More info for the terms: perfect, shrub, shrubs, tree

Tree sparkleberry grows as a large, much-branched, upright shrub or
small tree [13,34,48]. Individuals may grow as tall plants with rounded
crowns, or as flat-topped shrubs with crooked branches [38]. Shrubby
plants commonly reach only 7 to 10 feet (2-3 m) in height [38,45].
However, on favorable sites, plants may grow to 33 feet (10 m) with a
d.b.h. of up to 14 inches (35 cm) [38,45]. Record trees have been
measured at 64 feet (19 m) in height with circumferences of up to 116
inches (45.9 cm) [25]. Tree sparkleberry is the only member of the
Vaccinium genus to reach tree size [22]. Shrubby plants commonly form
loose thickets [38].

The outer bark is gray to grayish-brown, thin, and smooth, with narrow
ridges [48]. The slender, rigid twigs are reddish-brown to
reddish-green or gray, and glaucous, glabrous, or glandular-pubescent
[38,44,45]. Stem morphology has been reported in detail [32]. Leaves
of tree sparkleberry are variable in size, shape, and persistence [38].
Plants tend to be deciduous in the north but evergreen in the southern
part of the species' range [13,48]. The simple, alternate leaves are
coriaceous, glabrous, and lustrous above [38,45]. The lower surface is
glaucous, duller green, and often glandular-pubescent [45,48]. Leaves
are obovate to elliptic, approximately 1 to 3 inches (3-8 cm) in length
with entire or obscurely denticulate margins [44,48].
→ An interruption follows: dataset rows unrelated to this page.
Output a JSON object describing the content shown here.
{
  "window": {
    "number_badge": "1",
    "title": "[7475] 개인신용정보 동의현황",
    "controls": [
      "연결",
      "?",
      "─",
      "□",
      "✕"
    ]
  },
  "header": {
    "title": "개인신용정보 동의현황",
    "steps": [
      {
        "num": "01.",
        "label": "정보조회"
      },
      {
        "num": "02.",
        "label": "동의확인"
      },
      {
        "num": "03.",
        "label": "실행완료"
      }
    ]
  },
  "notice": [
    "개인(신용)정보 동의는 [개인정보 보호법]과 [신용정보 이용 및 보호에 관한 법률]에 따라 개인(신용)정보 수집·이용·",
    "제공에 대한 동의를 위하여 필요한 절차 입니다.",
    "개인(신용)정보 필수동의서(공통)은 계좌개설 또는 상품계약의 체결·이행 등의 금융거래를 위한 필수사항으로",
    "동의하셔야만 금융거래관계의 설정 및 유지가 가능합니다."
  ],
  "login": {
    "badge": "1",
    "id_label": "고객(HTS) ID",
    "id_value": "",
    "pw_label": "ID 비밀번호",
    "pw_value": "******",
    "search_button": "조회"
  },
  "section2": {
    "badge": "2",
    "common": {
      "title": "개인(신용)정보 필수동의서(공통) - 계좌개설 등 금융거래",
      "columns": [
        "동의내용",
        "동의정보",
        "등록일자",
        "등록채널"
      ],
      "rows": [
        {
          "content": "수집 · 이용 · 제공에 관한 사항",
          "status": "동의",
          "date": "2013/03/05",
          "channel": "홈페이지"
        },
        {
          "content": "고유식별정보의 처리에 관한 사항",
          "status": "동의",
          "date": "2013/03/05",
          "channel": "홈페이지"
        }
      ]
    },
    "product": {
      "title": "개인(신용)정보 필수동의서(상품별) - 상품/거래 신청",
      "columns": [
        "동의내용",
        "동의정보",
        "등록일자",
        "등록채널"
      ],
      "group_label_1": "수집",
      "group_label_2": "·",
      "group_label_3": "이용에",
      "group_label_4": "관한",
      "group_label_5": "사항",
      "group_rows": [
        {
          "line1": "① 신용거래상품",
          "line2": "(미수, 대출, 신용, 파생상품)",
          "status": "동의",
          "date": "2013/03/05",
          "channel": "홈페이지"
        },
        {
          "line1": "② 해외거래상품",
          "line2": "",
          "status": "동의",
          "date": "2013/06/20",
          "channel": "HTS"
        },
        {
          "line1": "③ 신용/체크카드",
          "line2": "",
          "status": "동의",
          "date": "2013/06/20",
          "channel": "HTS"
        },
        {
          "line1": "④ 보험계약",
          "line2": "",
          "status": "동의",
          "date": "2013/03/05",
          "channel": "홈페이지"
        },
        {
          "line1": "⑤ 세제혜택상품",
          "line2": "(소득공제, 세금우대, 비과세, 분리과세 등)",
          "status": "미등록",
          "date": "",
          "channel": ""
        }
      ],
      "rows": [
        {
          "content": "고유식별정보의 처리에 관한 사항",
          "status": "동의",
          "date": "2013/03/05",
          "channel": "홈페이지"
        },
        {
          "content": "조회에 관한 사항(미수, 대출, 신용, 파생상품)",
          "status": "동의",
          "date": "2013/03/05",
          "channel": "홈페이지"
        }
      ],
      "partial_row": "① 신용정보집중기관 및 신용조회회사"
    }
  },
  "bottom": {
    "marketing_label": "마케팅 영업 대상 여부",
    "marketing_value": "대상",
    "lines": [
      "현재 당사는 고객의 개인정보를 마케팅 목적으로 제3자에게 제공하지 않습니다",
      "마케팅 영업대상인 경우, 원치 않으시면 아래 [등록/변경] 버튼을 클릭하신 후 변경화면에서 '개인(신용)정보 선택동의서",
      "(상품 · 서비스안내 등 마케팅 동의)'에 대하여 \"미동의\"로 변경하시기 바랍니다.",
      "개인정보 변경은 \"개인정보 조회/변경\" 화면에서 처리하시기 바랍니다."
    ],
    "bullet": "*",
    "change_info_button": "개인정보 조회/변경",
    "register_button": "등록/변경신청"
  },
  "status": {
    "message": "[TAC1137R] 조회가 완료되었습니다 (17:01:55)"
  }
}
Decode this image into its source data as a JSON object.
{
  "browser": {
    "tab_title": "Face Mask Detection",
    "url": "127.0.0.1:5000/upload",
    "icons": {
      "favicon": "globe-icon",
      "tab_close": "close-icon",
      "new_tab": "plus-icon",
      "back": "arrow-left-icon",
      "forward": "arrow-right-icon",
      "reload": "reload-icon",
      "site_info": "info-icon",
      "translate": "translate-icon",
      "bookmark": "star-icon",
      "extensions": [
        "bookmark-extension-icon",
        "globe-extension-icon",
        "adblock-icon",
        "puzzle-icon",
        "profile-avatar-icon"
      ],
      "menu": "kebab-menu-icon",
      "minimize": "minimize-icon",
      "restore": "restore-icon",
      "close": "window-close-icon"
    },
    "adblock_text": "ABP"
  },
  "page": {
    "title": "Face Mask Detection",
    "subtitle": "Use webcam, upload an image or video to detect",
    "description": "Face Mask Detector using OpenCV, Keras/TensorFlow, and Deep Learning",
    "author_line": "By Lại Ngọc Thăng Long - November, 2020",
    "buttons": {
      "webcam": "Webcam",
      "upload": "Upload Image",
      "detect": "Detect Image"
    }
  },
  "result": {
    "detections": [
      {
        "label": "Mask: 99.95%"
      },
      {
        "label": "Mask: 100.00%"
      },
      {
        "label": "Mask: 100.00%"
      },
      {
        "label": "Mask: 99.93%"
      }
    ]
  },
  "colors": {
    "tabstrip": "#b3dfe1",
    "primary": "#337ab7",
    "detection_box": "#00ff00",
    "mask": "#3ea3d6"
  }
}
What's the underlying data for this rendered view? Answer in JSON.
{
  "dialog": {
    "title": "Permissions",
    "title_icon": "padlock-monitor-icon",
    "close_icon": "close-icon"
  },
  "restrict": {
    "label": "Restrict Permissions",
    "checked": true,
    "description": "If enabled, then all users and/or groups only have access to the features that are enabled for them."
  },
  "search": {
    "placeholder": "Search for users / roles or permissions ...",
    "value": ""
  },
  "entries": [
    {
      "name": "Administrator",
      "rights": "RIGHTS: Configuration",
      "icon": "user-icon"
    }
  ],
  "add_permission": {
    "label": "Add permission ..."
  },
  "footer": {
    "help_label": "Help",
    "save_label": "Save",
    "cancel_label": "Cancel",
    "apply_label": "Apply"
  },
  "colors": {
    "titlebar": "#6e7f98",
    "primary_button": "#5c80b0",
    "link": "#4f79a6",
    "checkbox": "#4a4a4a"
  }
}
The showy, white to pinkish flowers of tree sparkleberry grow in
abundance [44,48]. The perfect flowers are borne in leafy-bracted
racemes or panicles that average 0.8 to 2.7 inches (2-7 cm) in length
[13,48]. Inflorescences typically occur on second year growth [34].
Palser [33] has examined floral morphology in detail. Fruit is a black,
lustrous, globose berry 0.2 to 0.4 inch (5-9 mm) in diameter [34,45,48].
Berries are sweet but dry, hard, and mealy [2,48]. The fruit typically
persists well into the winter months [44,48]. Each berry contains 8 to
10 stony, shiny, black to golden-brown seeds [2,38,48,52]. The
variously-shaped, deeply pitted seeds average 0.08 inch (2 mm) in length
[45,48].

The variety glaucescens is distinguished by a larger inflorescence and
glaucescent leaves [48].
  • 13. Great Plains Flora Association. 1986. Flora of the Great Plains. Lawrence, KS: University Press of Kansas. 1392 p. [1603]
  • 48. Vines, Robert A. 1960. Trees, shrubs, and woody vines of the Southwest. Austin, TX: University of Texas Press. 1104 p. [7707]
  • 22. Little, Elbert L., Jr. 1979. Checklist of United States trees (native and naturalized). Agric. Handb. 541. Washington, DC: U.S. Department of Agriculture, Forest Service. 375 p. [2952]
  • 2. Ballinger, W. E.; Maness, E. P.; Ballington, J. R. 1982. Anthocyanins in ripe fruit of the sparkleberry, Vaccinium arboreum Marsh. Canadian Journal of Plant Science. 62(3): 683-687. [9189]
  • 25. May, Dennis M. 1990. Big trees of the midsouth forest survey. Res. Note SO-359. New Orleans, LA: U.S. Department of Agriculture, Forest Service, Southern Forest Experiment Station. 17 p. [10556]
  • 32. Odell, A. E.; Vander Kloet, S. P.; Newell, R. E. 1989. Stem anatomy of Vaccinium section Cyanococcus and related taxa. Canadian Journal of Botany. 67(8): 2328-2334. [8944]
  • 33. Palser, Barbara F. 1961. Studies of floral morphology in the Ericales. V. Organography and vascular anatomy in several United States species of the Vacciniaceae. Botanical Gazette. 123(2): 79-111. [9032]
  • 34. Radford, Albert E.; Ahles, Harry E.; Bell, C. Ritchie. 1968. Manual of the vascular flora of the Carolinas. Chapel Hill, NC: The University of North Carolina Press. 1183 p. [7606]
  • 38. Stephens, H. A. 1973. Woody plants of the North Central Plains. Lawrence, KS: The University Press of Kansas. 530 p. [3804]
  • 44. Uttal, Leonard J. 1987. The Genus Vaccinium L. (Ericaceae) in Virginia. Castanea. 52(4): 231-255. [6240]
  • 45. Vander Kloet, S. P. 1988. The genus Vaccinium in North America. Publication 1828. Ottawa: Research Branch, Agriculture Canada. 201 p. [11436]
  • 52. Duncan, Wilbur H.; Duncan, Marion B. 1988. Trees of the southeastern United States. Athens, GA: The University of Georgia Press. 322 p. [12764]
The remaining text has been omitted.